One of the most relaxing things you can do for yourself is to spend time in front of a fishtank. Fish, coral, plants and so much more lends to a serene landscape giving you much needed stress relief in an otherwise hectic life. One of my favorite types of displays has always been saltwater tanks with full sized coral reefs. The design, the beauty and colors really catch your eye. Well what if we could take reef construction and add it into a boardgame, complete with textile pieces in which you can construct your own design?
PlanB games has done just that in their newest game, Reef!
Reef is the newest game from designer Emerson Matsuuchi and producer Sophie Gravel. Illustrations for Chris Quilliams. It is deveopled by Next Move Games and Plan B Games. It is designed for 2-4 players.
The components include:
-112 total coral pieces (28 of each red, purple, yellow, green)
-88 point tokens
-4 player boards
The premise of Reef is simple: obtain and play cards that let you build up your reef while scoring points based on th patterns you create. The most points at the end of the game wins!
Each player starts with a player board that is 4×4, 3 1-point tokens and 1 each of the 4 starting coral pieces. Each player will also receive two face-down cards into their hand. The rest of the cards are placed face-up in a draw pile and three cards are placed next to it from the pile face up to create the draw display.
Reef is played over multiple rounds. Each player will get one turn in the round and then it passes clockwise. This continues until the end of the game is triggered. On your turn you must perform one of the following actions:
1-Take a card from the display into your hand
2-Plan a card from your hand to grow your own reef and score the reef pattern if able
If you choose to take card into your hand, you may pick one from the three in the display or the top one off the deck. If you take the top you must put 1 token on the lowest scoring card in the display row for the layer that takes that card. You may not exceed four cards in your hand at any time. If you have four cards you must play a card on your turn.
To play a card from your hand, you place it face up on your discard pile and follow these two steps in this order only:
1-take the two coral pieces shown on the top of the card and place them anywhere on your board. They may be placed on a blank spot, another piece or even on top of one another. Once a stack hits 4 high, it is at its limit. Also pieces played to the board may not be moved.
2-score the pattern on the bottom of that card. If the pattern does not occur, you score no points. If it appears once, you get the number in the bottom right corner of the card in victory points. You will get that many points for each scoring match that does not overlap. Meaning if you need three yellows in a row and you have a row of three that makes a 90 degree angle with two more yellows it only counts as one.
Things to keep in mind when playing this: the top piece is the only relevant piece. Eveything below it only helps it to get to the top level but doesn’t affect the score. A number on a piece means it must be that height on pieces. A “number+” means that height or higher.

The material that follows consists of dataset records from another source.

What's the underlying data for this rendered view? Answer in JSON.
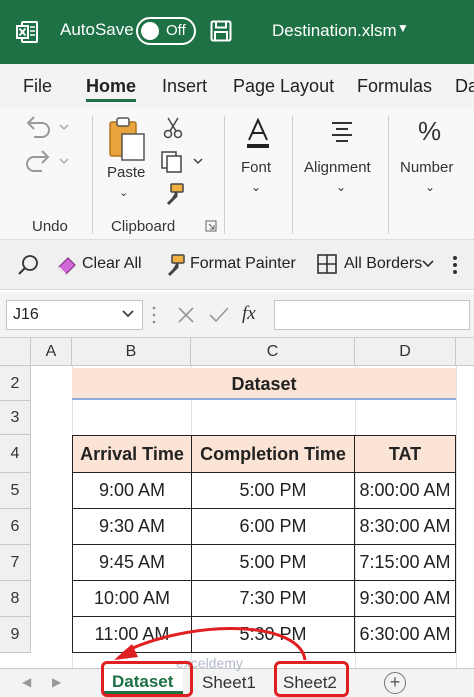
{
  "titlebar": {
    "autosave_label": "AutoSave",
    "toggle_state": "Off",
    "file_name": "Destination.xlsm",
    "background": "#1e7145"
  },
  "tabs": [
    {
      "label": "File",
      "active": false
    },
    {
      "label": "Home",
      "active": true
    },
    {
      "label": "Insert",
      "active": false
    },
    {
      "label": "Page Layout",
      "active": false
    },
    {
      "label": "Formulas",
      "active": false
    },
    {
      "label": "Da",
      "active": false
    }
  ],
  "ribbon": {
    "undo_group": "Undo",
    "paste": "Paste",
    "clipboard_group": "Clipboard",
    "font": "Font",
    "alignment": "Alignment",
    "number": "Number"
  },
  "quickbar": {
    "clear_all": "Clear All",
    "format_painter": "Format Painter",
    "all_borders": "All Borders"
  },
  "formula_bar": {
    "name_box": "J16",
    "fx": "fx",
    "value": ""
  },
  "grid": {
    "columns": [
      "A",
      "B",
      "C",
      "D"
    ],
    "rows": [
      "2",
      "3",
      "4",
      "5",
      "6",
      "7",
      "8",
      "9"
    ],
    "title": "Dataset",
    "headers": [
      "Arrival Time",
      "Completion Time",
      "TAT"
    ],
    "records": [
      [
        "9:00 AM",
        "5:00 PM",
        "8:00:00 AM"
      ],
      [
        "9:30 AM",
        "6:00 PM",
        "8:30:00 AM"
      ],
      [
        "9:45 AM",
        "5:00 PM",
        "7:15:00 AM"
      ],
      [
        "10:00 AM",
        "7:30 PM",
        "9:30:00 AM"
      ],
      [
        "11:00 AM",
        "5:30 PM",
        "6:30:00 AM"
      ]
    ]
  },
  "sheets": {
    "tabs": [
      "Dataset",
      "Sheet1",
      "Sheet2"
    ],
    "active": "Dataset",
    "add": "+"
  },
  "watermark": "exceldemy",
  "colors": {
    "accent": "#1e7145",
    "header_fill": "#fbe4d5",
    "annotation": "#e02020"
  }
}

The game ends when either the deck of cards runs out or all the pieces of one coral type are gone. Play continues until the end of the round, and then one more round is played where each player may score all their cards in hand for 1 match per card. Then the scores are totaled up and the highest total points wins the game!
What could be better:
Variety. I love the pieces but wouldn’t mind seeing a few more colors worth of choices to add to your player board. Maybe a wild coral piece similar to the joker tiles in Azul might be a good addition to the stacks and give you a more unique looking reef setup.
Solitaire. While there is some interaction in this game, for the most part you are playing your own board and making your own decisions. This is rarely impacted by others unless they take your card that you were hoping to grab. Maybe with more play I can see the strategy behind this, but I don’t see it being a strong combat mechanic.
What I liked:
Design. Once again Emerson hits it out of the park with one of the most beautifully designed games on my shelf. The pieces of coral are great, large and vibrant in color while being different enough to differentiate them on the player boards. The game boards and cards are well done also, lending a colorful, impressive look to the overall aesthetics of the game.
Gameplay. The thing I like most about Emerson and his game designs is that they are very easy to learn and start playing-there is little learning curve or difficulty to get into the game immediately-you can get a quick overview and jump right into the game. Reef is no exception-the game is quick to pick up and jump right into and really causes you to think 3 dimensionally as you construct it.
Accessibility. This game is easy to learn and challenging to master but can be played by a wide age and experience level. Young kids will be draw by the shapes and stacking mechanics, experienced players will try for those big swings of points to make a card really shine. It fits well right in the middle of both of these worlds for most gamers also. This is one that will frequently be seen on family nights for sure.
This game is solid in so many ways. It is a beautiful game, designed to recreate the floor of the ocean as you build up the reef and score points as it grows. Family and friends alike have enjoyed playing this game in our home, and I am sure it will continue to impress new players with the ease and flow of gameplay. If you are looking for a game that focuses on hand management and set collection but forces you to think outside of your normal 2-dimensional board then Reef is the game you may be searching for!